Part of that also involved traveling to high school games with his beginning in elementary school with Jerome picking him up after school to go with him.
“I remember picking him up from school and him helping us with the chains and down markers,” said Jerome. “He was very attentive to everything that was going on in the games and how they were called.”
The now Assistant Principal at Morrow High School in Clayton County, Tra served as a graduate assistant coach at Tulane and assistant on the high school level in New Orleans and the Atlanta area when he went to his father to see how to get in to calling games.
High School, Pee Wee and SIAC games were all part of the first year of learning all he could. He got into calling Southwestern Athletic Conference (SWAC) games in his second year before moving into Conference-USA in just his third year. Three years later he moved up to the Southeastern Conference (SEC) where he would call three SEC Championship games including his first in 2017 (second year) featuring Georgia and Auburn.
“Moving up involved a lot of hard work, including going to camps each offseason and building on the knowledge of the game,” said Tra. “I was also able to get to know coordinators from the different conferences who attended the camps.”
It was not a surprise to Jerome that Tra chose to go the officiating route after their discussions of the time you put in as a coach.
“We discussed how much time it took being a coach from the long hours every day and how as an official even though you study game film and evaluate yourself you get more down time,” said Jerome. “He put in a lot of hard work at the camps and calling games just like I did. I knew he might join me in the NFL one day.
One of the key points in the process for Tra was getting to call a Division II playoff game.
“Getting to call that game kind of flipped a switch for me and let me know how fortunate I am to be here,” said Tra. “It was kind of my spark to empower me and springboard into calling games in Conference-USA.”
Tra credits his high school football coach, the legendary Buck Godfrey, for helping him develop a thick skin to ignore the yelling a person receives at being a referee.
“What I hear on the field is nothing like messing up in practice or a game and hearing it from Coach Godfrey,” laughed Tra. “He really helped prepare me for life after football as he did with so many of us who played for him.”
Godfrey has a lot of respect for his former player and the family unit as a whole, “His family worked well together. His Dad, Jerome, was one of the most respected referees when I was coaching. You always knew you had a level playing field when he and his crew were calling games.”
“Tra was a heck of a football player,” continued Godfrey. “He was a winner and I know he has trained for this and has the presence to do an excellent job. His father was a hero to him, and he followed his lead. I am incredibly happy for him.”
Tra sees much of his role as a referee carrying over into other aspects of life including talking to kids at his school and being prepared for what life might throw at you.
“Being a referee comes down to not being about me, but the integrity of the game,” said Tra.

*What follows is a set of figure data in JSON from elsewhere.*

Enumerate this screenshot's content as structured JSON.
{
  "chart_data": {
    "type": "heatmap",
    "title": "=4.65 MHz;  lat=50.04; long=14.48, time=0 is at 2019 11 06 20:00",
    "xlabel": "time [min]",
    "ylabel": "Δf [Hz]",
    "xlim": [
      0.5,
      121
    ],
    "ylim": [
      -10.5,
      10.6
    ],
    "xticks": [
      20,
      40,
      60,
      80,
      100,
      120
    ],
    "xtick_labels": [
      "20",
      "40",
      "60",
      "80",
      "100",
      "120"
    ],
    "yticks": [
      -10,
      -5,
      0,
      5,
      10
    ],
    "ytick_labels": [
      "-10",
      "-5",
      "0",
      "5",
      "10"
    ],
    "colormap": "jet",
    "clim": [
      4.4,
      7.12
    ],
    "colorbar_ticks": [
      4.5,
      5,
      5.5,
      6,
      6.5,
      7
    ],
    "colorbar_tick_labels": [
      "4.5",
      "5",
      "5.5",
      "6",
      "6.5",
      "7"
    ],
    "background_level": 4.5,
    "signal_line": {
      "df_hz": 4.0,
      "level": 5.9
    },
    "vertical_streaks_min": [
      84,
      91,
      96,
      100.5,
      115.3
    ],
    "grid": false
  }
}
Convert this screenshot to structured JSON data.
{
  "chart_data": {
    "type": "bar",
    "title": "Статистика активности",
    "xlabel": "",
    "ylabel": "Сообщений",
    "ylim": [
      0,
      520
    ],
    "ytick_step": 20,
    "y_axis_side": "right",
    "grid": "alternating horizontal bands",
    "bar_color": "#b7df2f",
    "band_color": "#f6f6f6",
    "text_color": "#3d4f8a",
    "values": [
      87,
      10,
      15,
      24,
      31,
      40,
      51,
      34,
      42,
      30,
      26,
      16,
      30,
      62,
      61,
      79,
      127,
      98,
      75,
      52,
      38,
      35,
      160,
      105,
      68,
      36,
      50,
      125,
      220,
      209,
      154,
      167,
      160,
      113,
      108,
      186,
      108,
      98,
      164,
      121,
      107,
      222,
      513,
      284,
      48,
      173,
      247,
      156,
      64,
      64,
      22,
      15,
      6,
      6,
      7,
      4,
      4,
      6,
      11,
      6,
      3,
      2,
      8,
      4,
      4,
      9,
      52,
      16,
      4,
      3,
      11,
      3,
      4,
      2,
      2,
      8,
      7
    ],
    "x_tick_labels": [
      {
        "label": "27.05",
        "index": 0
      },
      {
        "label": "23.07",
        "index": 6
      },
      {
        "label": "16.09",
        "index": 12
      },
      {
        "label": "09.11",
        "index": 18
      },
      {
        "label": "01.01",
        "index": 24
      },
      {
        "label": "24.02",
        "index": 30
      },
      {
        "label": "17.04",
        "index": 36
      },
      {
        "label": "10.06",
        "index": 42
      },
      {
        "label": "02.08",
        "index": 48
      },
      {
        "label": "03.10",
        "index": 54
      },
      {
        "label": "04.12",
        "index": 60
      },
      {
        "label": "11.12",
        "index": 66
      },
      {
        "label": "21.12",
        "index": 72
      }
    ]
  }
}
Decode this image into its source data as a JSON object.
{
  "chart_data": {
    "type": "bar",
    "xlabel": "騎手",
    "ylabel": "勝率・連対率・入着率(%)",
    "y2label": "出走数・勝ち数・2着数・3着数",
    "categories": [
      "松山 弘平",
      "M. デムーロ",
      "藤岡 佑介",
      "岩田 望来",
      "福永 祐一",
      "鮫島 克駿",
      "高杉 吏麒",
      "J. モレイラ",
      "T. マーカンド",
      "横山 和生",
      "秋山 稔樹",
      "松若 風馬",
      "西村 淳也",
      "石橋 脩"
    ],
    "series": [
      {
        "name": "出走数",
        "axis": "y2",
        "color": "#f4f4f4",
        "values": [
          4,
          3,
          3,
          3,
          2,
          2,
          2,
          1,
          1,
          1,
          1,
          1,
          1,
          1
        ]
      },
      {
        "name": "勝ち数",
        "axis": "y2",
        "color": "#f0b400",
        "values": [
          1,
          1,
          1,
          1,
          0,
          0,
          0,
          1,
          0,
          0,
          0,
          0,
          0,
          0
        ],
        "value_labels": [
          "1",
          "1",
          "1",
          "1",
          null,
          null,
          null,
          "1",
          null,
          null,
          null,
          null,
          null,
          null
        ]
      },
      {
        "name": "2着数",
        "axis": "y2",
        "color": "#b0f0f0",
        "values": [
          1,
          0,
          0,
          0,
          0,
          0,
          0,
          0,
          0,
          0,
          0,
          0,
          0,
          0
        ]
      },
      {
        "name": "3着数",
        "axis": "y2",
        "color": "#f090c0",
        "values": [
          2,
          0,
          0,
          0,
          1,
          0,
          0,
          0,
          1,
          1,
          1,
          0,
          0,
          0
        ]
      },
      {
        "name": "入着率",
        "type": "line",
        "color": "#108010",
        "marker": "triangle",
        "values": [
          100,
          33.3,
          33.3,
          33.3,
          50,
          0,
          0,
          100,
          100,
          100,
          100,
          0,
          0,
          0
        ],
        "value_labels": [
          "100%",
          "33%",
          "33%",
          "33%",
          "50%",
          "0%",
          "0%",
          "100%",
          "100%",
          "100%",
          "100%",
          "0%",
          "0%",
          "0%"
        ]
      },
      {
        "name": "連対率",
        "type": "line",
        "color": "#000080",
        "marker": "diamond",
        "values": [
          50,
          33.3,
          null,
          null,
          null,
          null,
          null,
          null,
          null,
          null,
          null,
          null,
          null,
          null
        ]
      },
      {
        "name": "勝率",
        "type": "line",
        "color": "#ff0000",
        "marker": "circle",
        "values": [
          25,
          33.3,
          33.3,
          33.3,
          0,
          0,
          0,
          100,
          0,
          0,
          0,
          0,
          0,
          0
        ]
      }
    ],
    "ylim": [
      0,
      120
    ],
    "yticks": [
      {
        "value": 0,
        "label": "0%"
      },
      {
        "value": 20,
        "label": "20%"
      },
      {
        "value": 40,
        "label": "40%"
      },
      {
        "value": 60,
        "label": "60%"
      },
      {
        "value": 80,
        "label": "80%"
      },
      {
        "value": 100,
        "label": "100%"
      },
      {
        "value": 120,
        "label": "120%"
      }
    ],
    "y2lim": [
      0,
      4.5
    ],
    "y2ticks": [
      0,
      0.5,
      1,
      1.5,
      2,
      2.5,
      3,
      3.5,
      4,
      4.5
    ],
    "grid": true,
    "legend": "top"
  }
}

The NFL does not like to disclose who is calling any game due to various safety reasons but Boger debuts on an NFL field on August 13th in a preseason game and the final week of the preseason he and his dad will get to call a game together before the regular season begins in September.
Both are looking forward to the third week of the preseason when they get to step on the field together.
“Tra doing this on his own without me trying to force him or prod him into doing it is something that makes you proud as a parent,” said Jerome. “It is a good feeling and really takes me back full circle to the time of him as an elementary student going to the games with me. And now we get to work together in the NFL.”